Except fro the computer and their instruments that's about as "fancy" as this group gets. They have no aspirations to be a glitzy, faddy, get-in-your-money-and-get-out group. They're around for the long haul.

As Buzby said, "We really believe in what we're doing. This isn't just a get-rich-quick thing."

Three-and-a-half years ago they started playing the cabarets and small clubs in the Philadelphia area. And they wrote and recorded their first independent CD in Kull's studio. It was originally just for friends and locals, but once it got into the hands of independent distributors, the group soon attracted a worldwide audience.

By 1992 they felt they were maxed out in Philadelphia, so they started taking their show upon the road, from Boston to Virginia.

Last November they prodced their second independent CD which also sold out. To date they've sold about 5,000 CDs, all by word of mouth.

It was about then they started to ask themselves, what next?

They decidedc to hire a local promoter, William "Biff" Kennedy, to see if they could attract any major contracts.
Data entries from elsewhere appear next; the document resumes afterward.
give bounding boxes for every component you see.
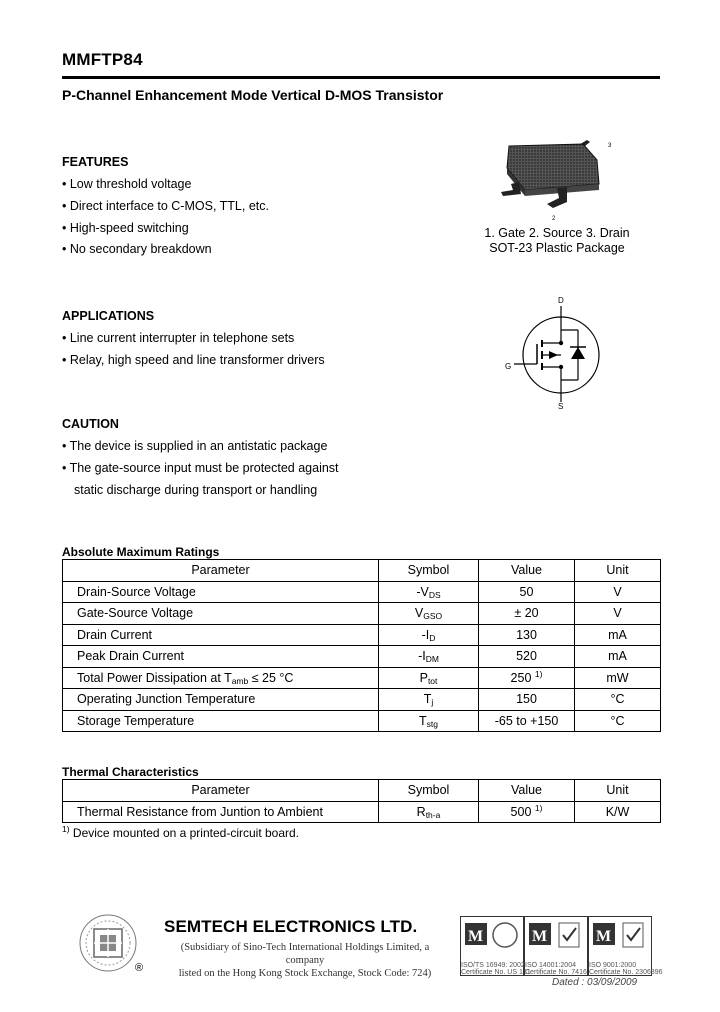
pin-mark-3: 3 <box>608 143 612 149</box>
column-header: Value <box>479 780 575 802</box>
param-cell: Operating Junction Temperature <box>63 689 379 711</box>
pmos-transistor-symbol <box>500 292 610 412</box>
sot23-package-illustration <box>495 138 615 224</box>
column-header: Value <box>479 560 575 582</box>
table-row <box>63 581 661 603</box>
param-cell: Drain Current <box>63 624 379 646</box>
table-row <box>63 667 661 689</box>
symbol-cell: $T_j$ <box>379 689 479 711</box>
unit-cell: °C <box>575 689 661 711</box>
symbol-cell: $R_{th-a}$ <box>379 801 479 823</box>
part-number: MMFTP84 <box>62 50 143 69</box>
svg-text:M: M <box>532 928 548 945</box>
param-cell: Gate-Source Voltage <box>63 603 379 625</box>
unit-cell: K/W <box>575 801 661 823</box>
list-item: • Relay, high speed and line transformer drivers <box>62 352 325 367</box>
unit-cell: mA <box>575 646 661 668</box>
column-header: Symbol <box>379 560 479 582</box>
header-rule <box>62 76 660 79</box>
table-header-row <box>63 560 661 582</box>
value-cell: 50 <box>479 581 575 603</box>
value-cell: 520 <box>479 646 575 668</box>
source-label: S <box>558 402 564 411</box>
abs-max-table <box>62 559 661 732</box>
table-row <box>63 689 661 711</box>
device-subtitle: P-Channel Enhancement Mode Vertical D-MOS Transistor <box>62 87 444 103</box>
list-item: • Low threshold voltage <box>62 177 192 191</box>
features-list <box>62 174 269 261</box>
unit-cell: °C <box>575 710 661 732</box>
company-subsidiary-note: (Subsidiary of Sino-Tech International Holdings Limited, a company listed on the Hong Kong Stock Exchange, Stock Code: 724) <box>178 942 432 979</box>
param-cell: Thermal Resistance from Juntion to Ambient <box>63 801 379 823</box>
param-cell: Storage Temperature <box>63 710 379 732</box>
param-cell: Drain-Source Voltage <box>63 581 379 603</box>
table-row <box>63 603 661 625</box>
drain-label: D <box>558 296 564 305</box>
features-heading: FEATURES <box>62 155 129 169</box>
thermal-table <box>62 779 661 823</box>
gate-label: G <box>505 362 512 371</box>
dated-label: Dated : 03/09/2009 <box>552 977 638 988</box>
table-row <box>63 801 661 823</box>
symbol-cell: $-V_{DS}$ <box>379 581 479 603</box>
unit-cell: mW <box>575 667 661 689</box>
symbol-cell: $P_{tot}$ <box>379 667 479 689</box>
value-cell: 500 $^{1)}$ <box>479 801 575 823</box>
thermal-title: Thermal Characteristics <box>62 765 199 779</box>
unit-cell: V <box>575 581 661 603</box>
value-cell: 250 $^{1)}$ <box>479 667 575 689</box>
pin-assignment: 1. Gate 2. Source 3. Drain <box>484 226 630 240</box>
value-cell: ± 20 <box>479 603 575 625</box>
symbol-cell: $V_{GSO}$ <box>379 603 479 625</box>
pin-mark-2: 2 <box>552 216 556 222</box>
value-cell: -65 to +150 <box>479 710 575 732</box>
table-row <box>63 710 661 732</box>
list-item: static discharge during transport or handling <box>74 482 318 497</box>
list-item: • The gate-source input must be protected against <box>62 460 339 475</box>
column-header: Unit <box>575 560 661 582</box>
company-name: SEMTECH ELECTRONICS LTD. <box>164 917 418 936</box>
symbol-cell: $T_{stg}$ <box>379 710 479 732</box>
symbol-cell: $-I_{DM}$ <box>379 646 479 668</box>
table-header-row <box>63 780 661 802</box>
list-item: • The device is supplied in an antistatic package <box>62 439 328 453</box>
unit-cell: mA <box>575 624 661 646</box>
list-item: • Line current interrupter in telephone sets <box>62 331 295 345</box>
registered-mark: ® <box>135 962 144 974</box>
table-row <box>63 646 661 668</box>
list-item: • High-speed switching <box>62 220 189 235</box>
value-cell: 130 <box>479 624 575 646</box>
package-name: SOT-23 Plastic Package <box>489 241 625 255</box>
list-item: • No secondary breakdown <box>62 242 212 257</box>
applications-list <box>62 328 325 372</box>
column-header: Parameter <box>63 780 379 802</box>
applications-heading: APPLICATIONS <box>62 309 155 323</box>
list-item: • Direct interface to C-MOS, TTL, etc. <box>62 198 269 213</box>
symbol-cell: $-I_D$ <box>379 624 479 646</box>
svg-text:M: M <box>468 928 484 945</box>
footnote: $^{1)}$ Device mounted on a printed-circuit board. <box>62 824 300 840</box>
unit-cell: V <box>575 603 661 625</box>
table-row <box>63 624 661 646</box>
value-cell: 150 <box>479 689 575 711</box>
param-cell: Peak Drain Current <box>63 646 379 668</box>
svg-text:M: M <box>596 928 612 945</box>
caution-list <box>62 436 339 501</box>
abs-max-title: Absolute Maximum Ratings <box>62 545 220 559</box>
column-header: Unit <box>575 780 661 802</box>
caution-heading: CAUTION <box>62 417 119 431</box>
column-header: Symbol <box>379 780 479 802</box>
column-header: Parameter <box>63 560 379 582</box>
param-cell: Total Power Dissipation at $T_{amb} \le 25$ °C <box>63 667 379 689</box>
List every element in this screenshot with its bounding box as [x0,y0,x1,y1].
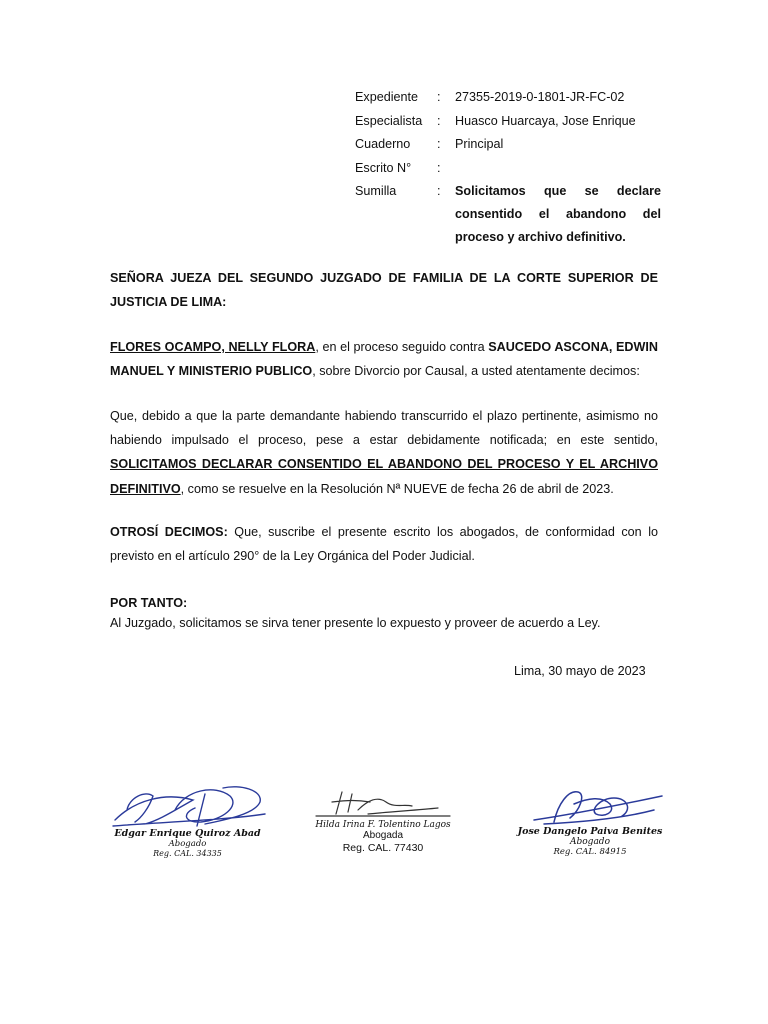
header-value: 27355-2019-0-1801-JR-FC-02 [455,90,625,104]
signatory-registration: Reg. CAL. 84915 [553,847,627,857]
sumilla-text: Solicitamos que se declare consentido el abandono del proceso y archivo definitivo. [455,184,661,244]
signatory-role: Abogada [362,830,404,841]
header-value: Huasco Huarcaya, Jose Enrique [455,113,636,128]
signatory-name: Hilda Irina F. Tolentino Lagos [315,820,451,830]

It was Kennedy who pitched them to Sony. In July, just when the group was again at its wit's end, the vice president of Sony called and six days later appeared at their studio with another exec fom Epic Records. All the way from California.

"They came into the studio," said an incredulous Kull. "This wasn't standard operating procedure."

But then nothing about this band seems to be standard operating procedure.

Though nothing in the music industry is ever guartanteed, it appears that Echolyn is on the cusp of international stardom. And the group is poised to make the most of it. On their own terms.